When she turned around, she found that Leighton Jones had thankfully gone; she smiled, and breathed a deep sigh of relief.
Then she glanced down.
Arranged on the floor, in a fan shape, were the crime scene images of Sanderson’s murder victims: Sarah Klein, Jenna Dodds, Elizabeth Walker, Danielle Millar, and Detective Ryan Slater. The photos ranged from head shots of the deceased – for identification purposes – to magnified images of individual w
ounds.
Eileen Cooper twisted her head quickly, in an attempt to look away, but it was too late; the images had caught her attention like fishhooks on her eyes. She began calling, angrily, for a nurse who never came. Leighton was also responsible for that.
Five minutes earlier, as he passed through reception, he’d told the nurse at the desk that he had heard an elderly woman calling for assistance in the front gardens. She had consequently rushed outside, leaving Eileen Cooper to her pictures and her guilt.
She eventually, in her rage and distress, tried to twist her body around in the rocking chair to escape the infinite stare of the dead.

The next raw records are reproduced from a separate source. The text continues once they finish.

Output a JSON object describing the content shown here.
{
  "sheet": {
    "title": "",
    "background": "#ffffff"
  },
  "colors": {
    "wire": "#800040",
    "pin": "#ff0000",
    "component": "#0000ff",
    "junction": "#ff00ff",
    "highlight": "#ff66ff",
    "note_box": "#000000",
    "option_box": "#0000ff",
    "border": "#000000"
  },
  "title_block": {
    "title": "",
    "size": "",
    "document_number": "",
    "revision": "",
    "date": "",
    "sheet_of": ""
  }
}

Unfortunately, her lack of strength in her right side had placed her significantly off balance, and she tumbled from the rocking chair, clattering onto the floor.
Lying with her face touching two of the six-by-eight glossy photographs, of ligature marks on Sarah Klein’s throat, Eileen Cooper began to make sobbing, guttural noises, which ironically echoed the final sounds of most of Dale Sanderson’s victims.

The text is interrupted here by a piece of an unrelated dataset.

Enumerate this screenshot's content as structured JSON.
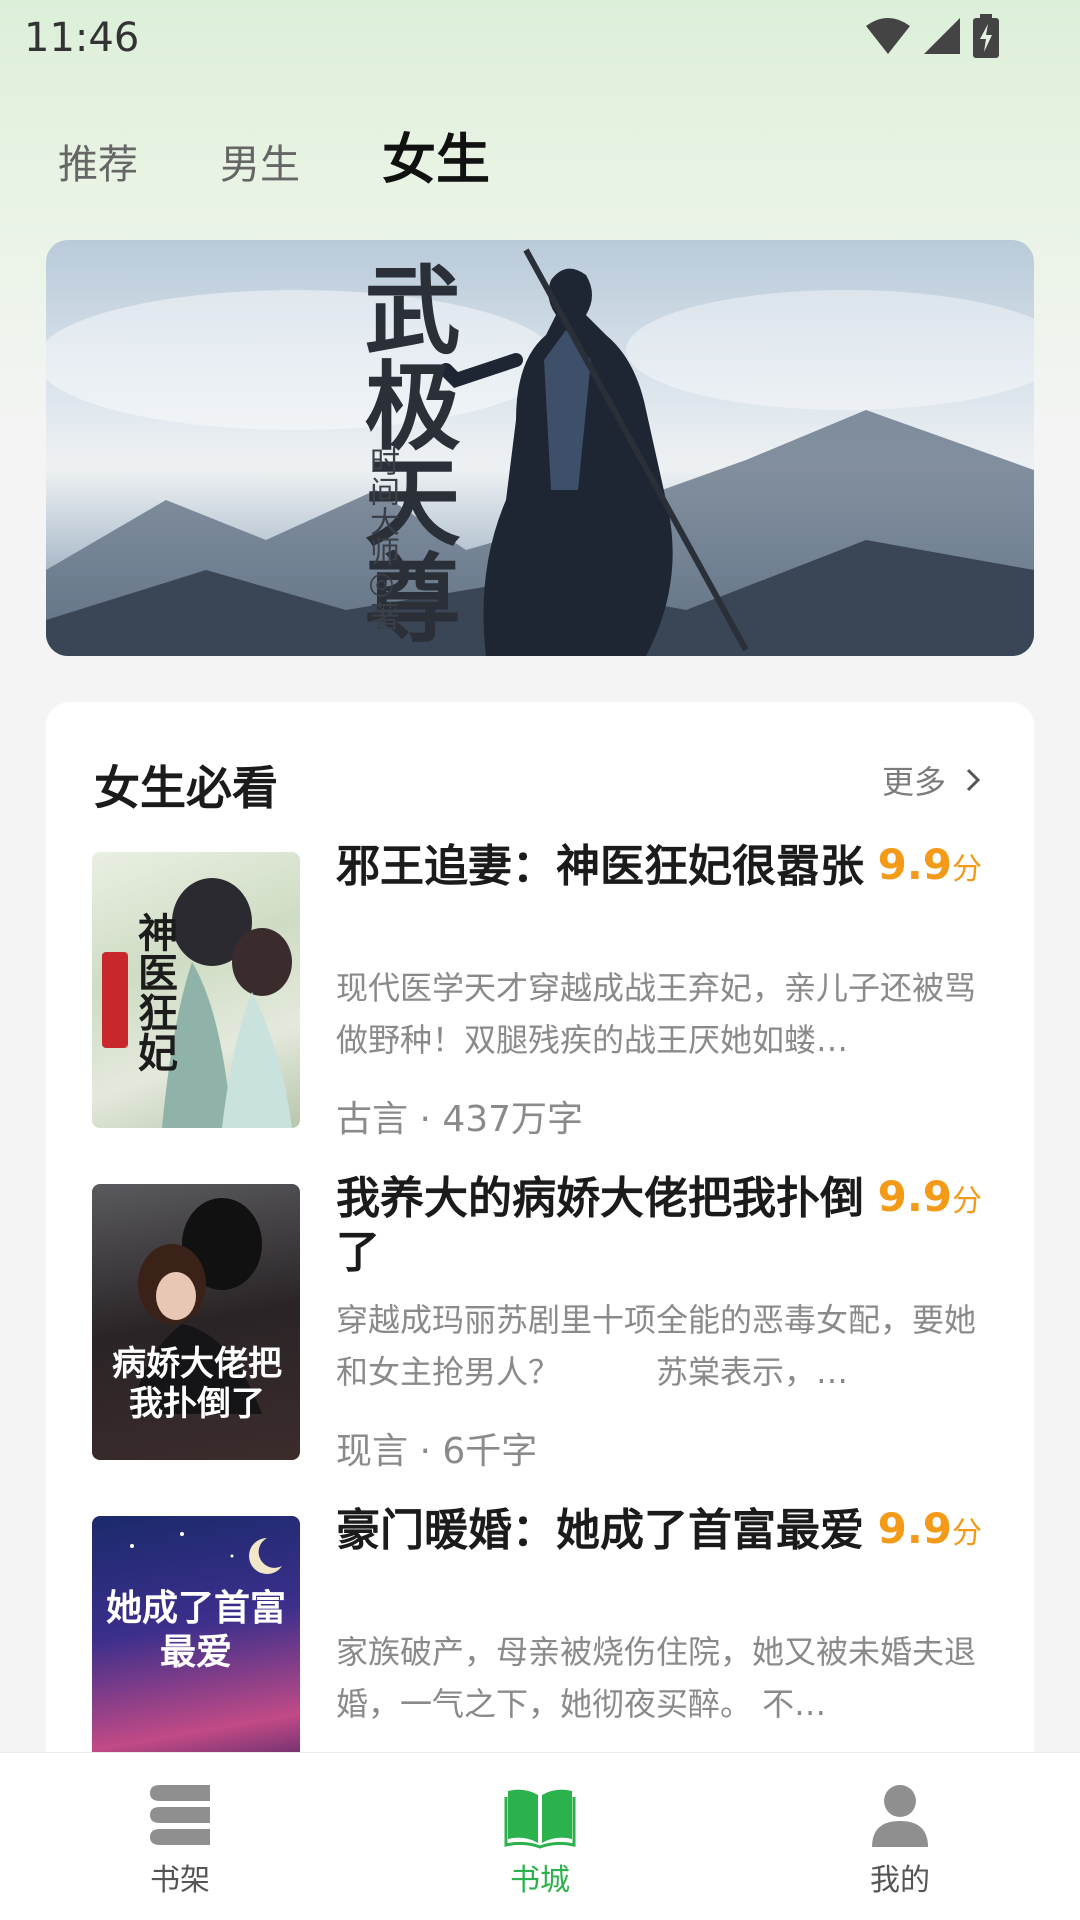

As Leighton entered the aromatic coffee shop, where Annie was sitting at the counter chatting to Leanne, both women smiled at him. The place smelled of fresh coffee and warm muffins. He joined them, taking a seat at the counter. It was then, for the first time in what seemed like years, that Leighton felt a moment of discernible happiness. Leaving the images with Eileen Cooper had left him strangely unburdened. He had followed the advice of the grief counsellor and, as a result, the case was closed; Danny still had a job and, best of all, his daughter looked relaxed and genuinely pleased to hang out with him for a while. Things, it seemed, were finally looking up.
Chapter Fifty
It was two days later when Leighton finally returned home from his drive with Annie, which included an impromptu visit to the rocky mountain splendour of Marshall’s Peak, and a night stop at a fairly sumptuous hotel in San Bernardino. Leighton had particularly enjoyed the free breakfast of fresh melon and pineapple; Annie had been more impressed by the heated pool. Throughout the drive back to Oceanside, father and daughter had talked properly for the first time in years. And, perhaps for the first time, Leighton had actually listened. Annie had explained how she was interested in hair and beauty, and that she had never been particularly academic, but explained how she didn’t want to take a job that her dad would look down on. Leighton told her that he just wanted her to be happy and, if she wanted to train in hair and beauty, he would support her all the way. As a result of their conversation, Annie had cheerfully agreed to apply to the Oceanside College of Cosmetology, with a view to starting her training the following month. The decision gave them both a much-needed sense of peace. Eventually, they had turned up the radio and sang loudly as they travelled through miles of vineyards and orange orchards. For Leighton Jones, it was one of the happiest moments in his life.